Sin siquiera imaginarlo, Milne transformó para siempre la literatura infantil y se situó entre los nombres más reconocidos de la narrativa británica del siglo XX. Se volvió un fenómeno literario que pronto trascendió las páginas impresas, llevándose al cine, primero bajo el sello de Walt Disney y más tarde, en 2017, adaptado por Simon Curtis con Domhnall Gleeson interpretando al propio Milne.
Décadas después, la productora Fox Searchlight coprodujo la versión cinematográfica dirigida por Curtis, en la que los guionistas Frank Cottrell Boyce y Simon Vaughan reconstruyeron la vida del escritor, acompañados por la música de Carter Burwell y la fotografía de Ben Smithard.
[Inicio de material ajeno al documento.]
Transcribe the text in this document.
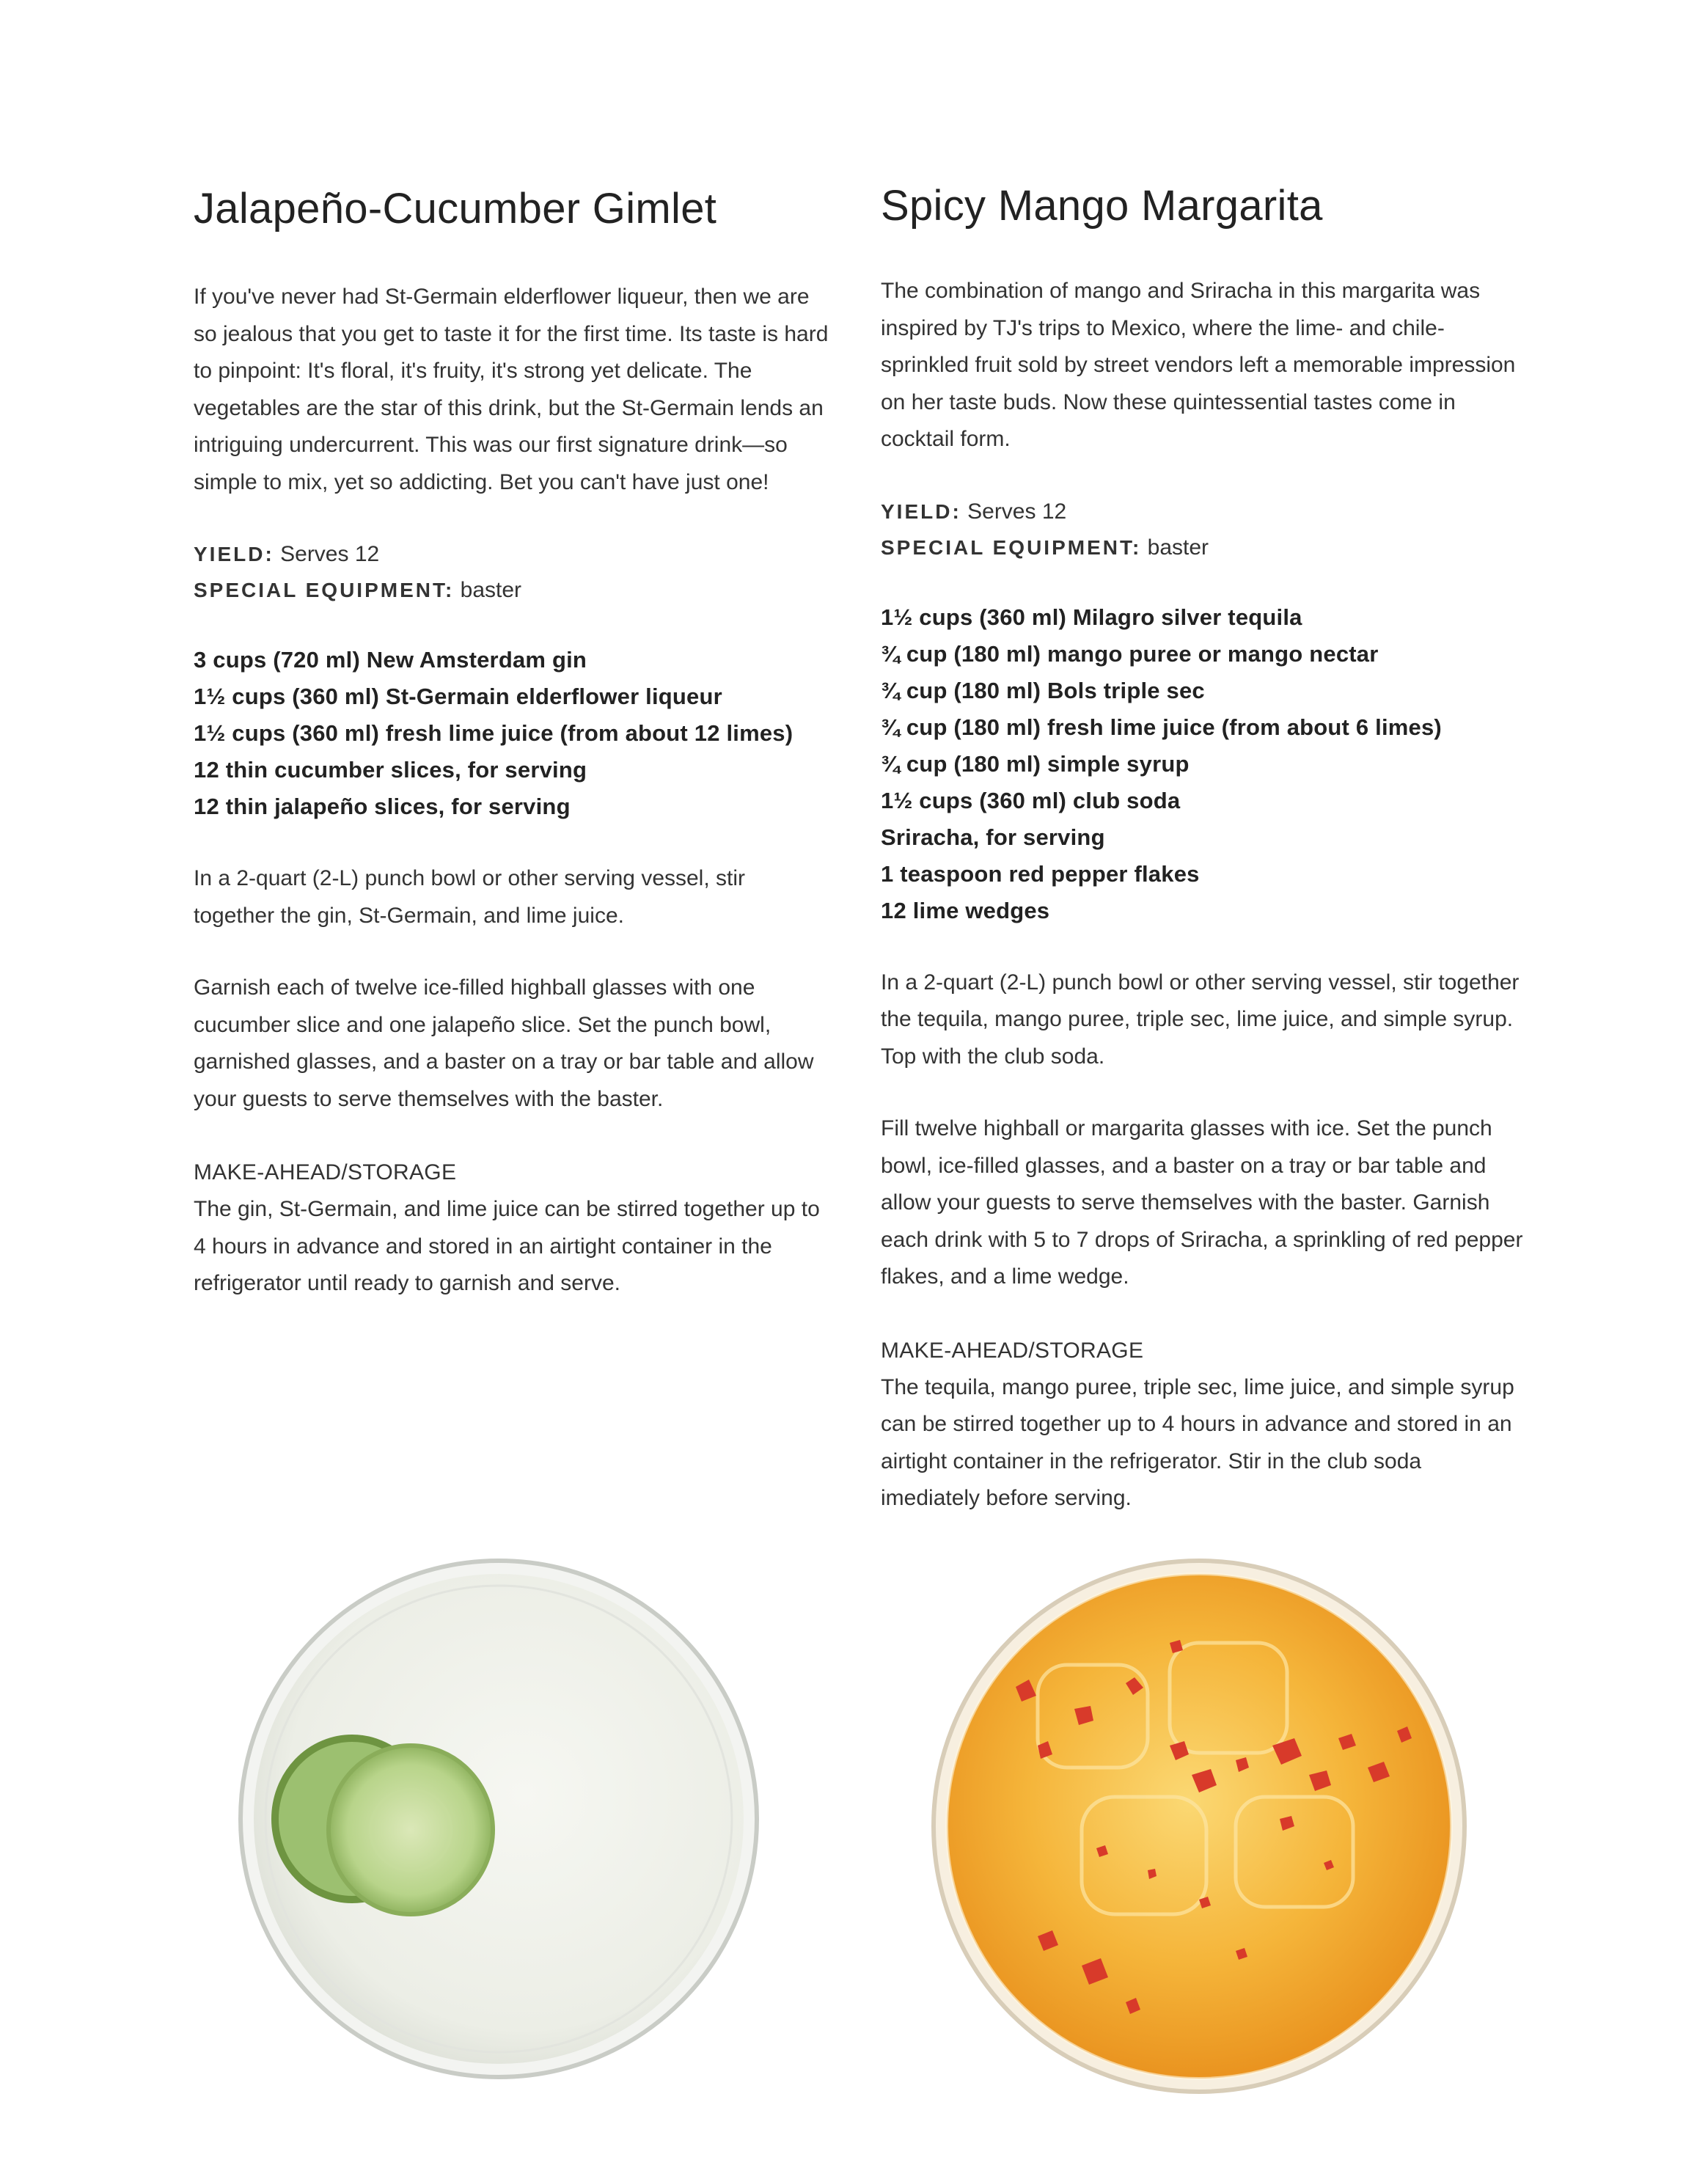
Jalapeño-Cucumber Gimlet

If you've never had St-Germain elderflower liqueur, then we are so jealous that you get to taste it for the first time. Its taste is hard to pinpoint: It's floral, it's fruity, it's strong yet delicate. The vegetables are the star of this drink, but the St-Germain lends an intriguing undercurrent. This was our first signature drink—so simple to mix, yet so addicting. Bet you can't have just one!

YIELD: Serves 12
SPECIAL EQUIPMENT: baster
3 cups (720 ml) New Amsterdam gin
1½ cups (360 ml) St-Germain elderflower liqueur
1½ cups (360 ml) fresh lime juice (from about 12 limes)
12 thin cucumber slices, for serving
12 thin jalapeño slices, for serving

In a 2-quart (2-L) punch bowl or other serving vessel, stir together the gin, St-Germain, and lime juice.

Garnish each of twelve ice-filled highball glasses with one cucumber slice and one jalapeño slice. Set the punch bowl, garnished glasses, and a baster on a tray or bar table and allow your guests to serve themselves with the baster.

MAKE-AHEAD/STORAGE

The gin, St-Germain, and lime juice can be stirred together up to 4 hours in advance and stored in an airtight container in the refrigerator until ready to garnish and serve.

Spicy Mango Margarita

The combination of mango and Sriracha in this margarita was inspired by TJ's trips to Mexico, where the lime- and chile-sprinkled fruit sold by street vendors left a memorable impression on her taste buds. Now these quintessential tastes come in cocktail form.

YIELD: Serves 12
SPECIAL EQUIPMENT: baster
1½ cups (360 ml) Milagro silver tequila
¾ cup (180 ml) mango puree or mango nectar
¾ cup (180 ml) Bols triple sec
¾ cup (180 ml) fresh lime juice (from about 6 limes)
¾ cup (180 ml) simple syrup
1½ cups (360 ml) club soda
Sriracha, for serving
1 teaspoon red pepper flakes
12 lime wedges

In a 2-quart (2-L) punch bowl or other serving vessel, stir together the tequila, mango puree, triple sec, lime juice, and simple syrup. Top with the club soda.

Fill twelve highball or margarita glasses with ice. Set the punch bowl, ice-filled glasses, and a baster on a tray or bar table and allow your guests to serve themselves with the baster. Garnish each drink with 5 to 7 drops of Sriracha, a sprinkling of red pepper flakes, and a lime wedge.

MAKE-AHEAD/STORAGE

The tequila, mango puree, triple sec, lime juice, and simple syrup can be stirred together up to 4 hours in advance and stored in an airtight container in the refrigerator. Stir in the club soda imediately before serving.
El destino de Milne terminó signado por la tensión entre el triunfo literario y las consecuencias personales que trajo consigo. Christopher Robin Milne, su hijo, llegó a rechazar los libros que sellaron su imagen infantil ante el mundo y cuestionó la forma en que su padre expuso su niñez en la literatura. En la etapa final de su vida, Milne sufrió un derrame cerebral y una operación cerebral en 1952, quedando inválido. Para agosto de 1953, lucía, según las crónicas, “muy viejo y desencantado”. Falleció el 31 de enero de 1956, hace setenta años. Tenía setenta y cuatro. Cáncer.